From a governance point of view, bridging campus-to-national scale CI is a particularly hard problem. The reasons for these difficulties are based in the coupling of rapidly changing technology and rapidly changing scholarship requirements.
These disruptive changes do not lend themselves to a typical three-to-five year IT planning cycle, in either technology or financial dimensions. Senior institutional leadership must be able to react when a new research problem presents itself, and must also be able to adapt to new CI technology that can enable solutions to the problem.
The support fabric, that is, the corresponding governance and compliance processes and policies that also exist on each campus, must also adapt. We note that on most campuses, the governance and support models are far more rigid than is optimal in fluid environments. The senior administration must build flexible structures, processes, and support models that incent rapid adaptation to sudden and profound changes.
Financial structures and processes also affect campus and national CI. The systematic inclusion of CI costs (i.e. facilities and personnel) and the use of such funds for CI is important to making campus CI sustainable as research infrastructure over the long term. This should be done with care, but including CI costs as part of facilities and administration (F&A) calculations may be useful for universities and colleges not doing so now.

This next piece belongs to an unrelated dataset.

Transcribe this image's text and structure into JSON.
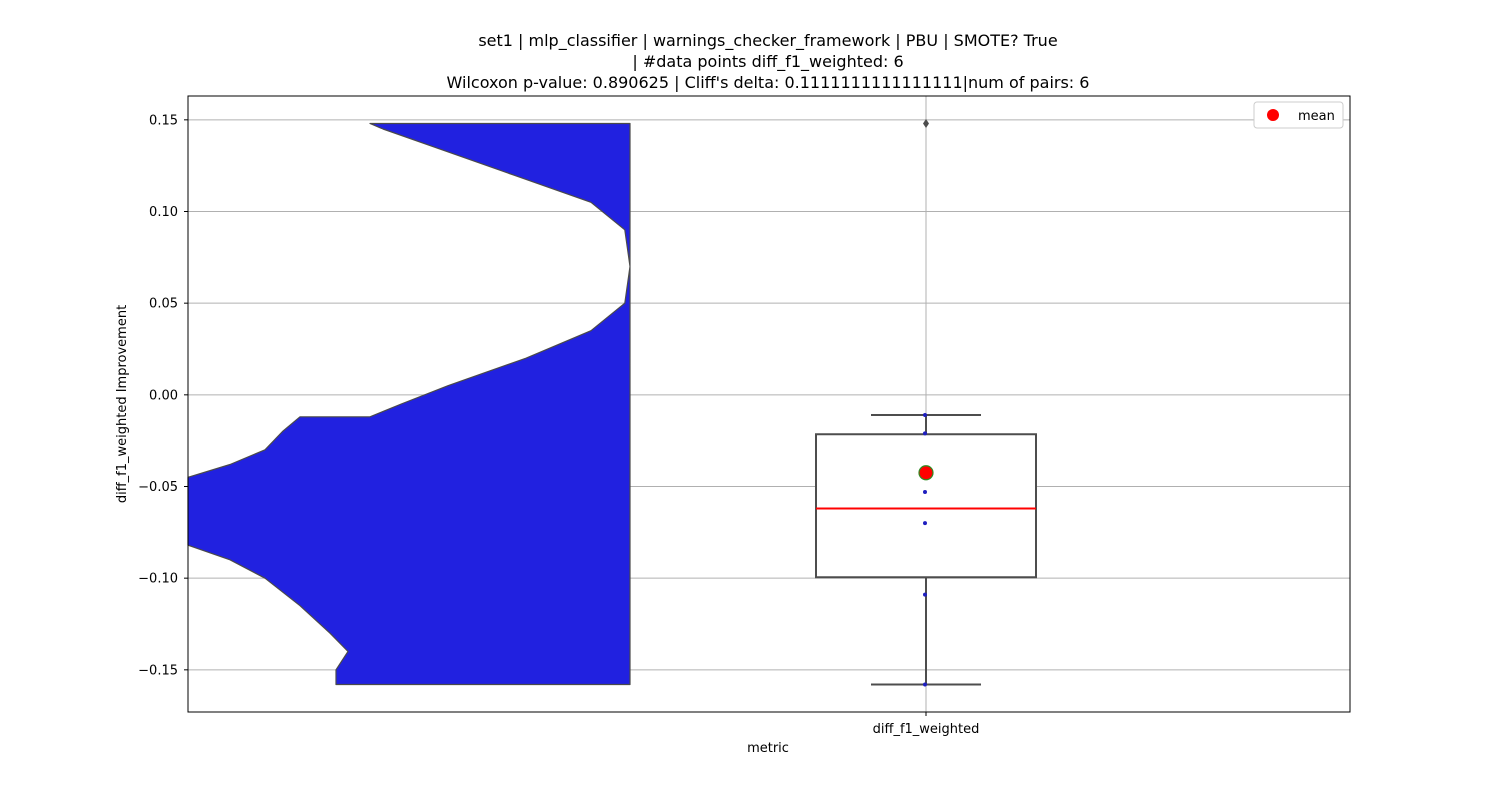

We must find ways to incent behaviors that create group success. This is not a natural act. If the future research directions require larger team (big science) projects to be effective, and if a given campus fails to enable its community’s participation, that campus will not succeed and the community will migrate to campuses that invest in effective resources. There is also inertia built into the academic community, and this must be overcome to change how a campus views collaborative group efforts and shared resources.
Senior campus leadership needs a set of principles outlining important CI topics they can effectively advocate. Federal agencies should have basic requirements and a vision where infrastructure needs to evolve over the next five years. This can provide a roadmap that a president or provost could use for policy, financial planning, and fundraising purposes. An additional set of guidelines might be helpful for provosts to use in the academic context.
National societies and organizations would also be part of the advocacy ecosystem. Campus leadership should engage advisory committees at the national level, and groups like the National Academy of Sciences, to advocate for the tools and facilities needed to advance our national science agenda as it relates to campus bridging.